Robotics: when innovation goes hand in hand with wellbeing
Marina, Software Developer for Smart Robotics
Challenge is what drives Marina! This engineer who specialises in robotics and automation did not hesitate to leave Spain, her country of birth, to go and study in the Netherlands. There she finished her Master’s in engineering in the prestigious Delft University of Technology.
This led to her meeting the ALTEN teams at a professional forum where she was offered a first project in the Netherlands: a professional and personal experience full of new challenges. Marina therefore set out to not only learn Dutch but also to develop robots, fascinating technological objects with so much to learn about their complexity and perfectibility.
Coding a robotic arm and reassessing human activity
“The project I am working on aims to create flexible solutions for the logistics industry. Our developments enable robotic arms to sort products, and organise stock and deliveries for e-commerce companies. As a Software Developer, my job is to programme new functions to implement in these robots”.

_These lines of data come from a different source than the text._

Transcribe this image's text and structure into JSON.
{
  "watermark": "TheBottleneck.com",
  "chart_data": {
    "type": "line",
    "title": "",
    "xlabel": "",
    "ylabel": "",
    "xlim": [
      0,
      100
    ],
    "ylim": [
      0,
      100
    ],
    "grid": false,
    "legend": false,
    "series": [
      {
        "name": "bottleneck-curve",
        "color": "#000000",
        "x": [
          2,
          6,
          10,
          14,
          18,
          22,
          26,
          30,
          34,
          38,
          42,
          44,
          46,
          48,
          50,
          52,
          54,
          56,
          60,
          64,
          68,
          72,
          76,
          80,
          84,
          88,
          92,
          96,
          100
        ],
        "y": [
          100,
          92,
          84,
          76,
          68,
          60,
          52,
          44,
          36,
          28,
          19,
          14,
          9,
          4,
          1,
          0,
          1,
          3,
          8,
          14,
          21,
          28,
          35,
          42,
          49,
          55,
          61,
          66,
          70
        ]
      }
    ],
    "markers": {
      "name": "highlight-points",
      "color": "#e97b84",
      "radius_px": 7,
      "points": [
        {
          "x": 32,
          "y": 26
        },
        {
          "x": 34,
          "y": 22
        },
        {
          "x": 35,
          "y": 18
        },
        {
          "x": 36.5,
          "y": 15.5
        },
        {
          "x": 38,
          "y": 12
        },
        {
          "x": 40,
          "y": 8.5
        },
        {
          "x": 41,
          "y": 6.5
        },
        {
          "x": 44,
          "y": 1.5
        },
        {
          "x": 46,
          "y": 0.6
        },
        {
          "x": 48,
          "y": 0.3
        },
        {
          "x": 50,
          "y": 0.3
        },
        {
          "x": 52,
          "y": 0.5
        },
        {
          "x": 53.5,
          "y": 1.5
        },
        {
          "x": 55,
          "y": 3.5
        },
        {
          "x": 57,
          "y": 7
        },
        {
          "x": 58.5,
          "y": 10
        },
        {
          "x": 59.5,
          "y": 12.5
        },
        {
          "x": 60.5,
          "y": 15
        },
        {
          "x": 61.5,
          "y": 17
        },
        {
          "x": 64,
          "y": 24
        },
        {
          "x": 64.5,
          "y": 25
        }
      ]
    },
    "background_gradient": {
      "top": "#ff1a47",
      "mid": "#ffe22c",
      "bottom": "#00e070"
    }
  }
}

Marina is thus one of the human intelligences behind the behaviour of all these robots that correctly prepare and dispatch orders placed online to their recipients.
“Together with the teams, our mission then involves testing them and deploying them at client sites. When we talk about new functions we mean teaching the robot how to behave in the presence of humans, to make this movement, to grab this product, to put it on this conveyor to get to this production line, to integrate new equipment, for example such as a vacuum gripper designed for transporting particularly heavy items…”
Marina emphasises the important impact her work has on quality of work life for logistics operators:
“ The robots that we develop mean that humans can avoid doing tasks that are too dangerous, sometimes painful and often very time-consuming. These robotic arms therefore really help the operators in their everyday work, by saving them the physical effort and allowing them to refocus their activity on added value tasks… which improves their wellbeing at work!”. She takes pride in this fact. “I feel that I am contributing to a form of progress in our society”.
First female engineer to join the project, but not the last!
In future Marina hopes to work as a System Architect to give her a more global vision of robotic systems , to better understand the technical interactions between hardware and software and therefore appreciate the result of her work more.
“Seeing a robot perform the functions that I have helped to develop at a client site is very rewarding as it is, but fully understanding how everything comes together at a system level would be even more rewarding!”.
This love of technology, that Marina has felt from a very young age when she started taking an interest in how machines work, surprised some of the people she worked with at first when she was the first female expert to join the project!
“Society’s perception is changing,” she insists. “I very quickly felt comfortable in my role because I soon proved that I had skills to bring to the team and the project”.
What advice would she give to young girls who may be hesitant to join engineering professions?
“More and more women are joining our teams…
So if you like a challenge and cutting-edge technologies, prove the statistics wrong that suggest an under-representation of women in engineering and go for it!”.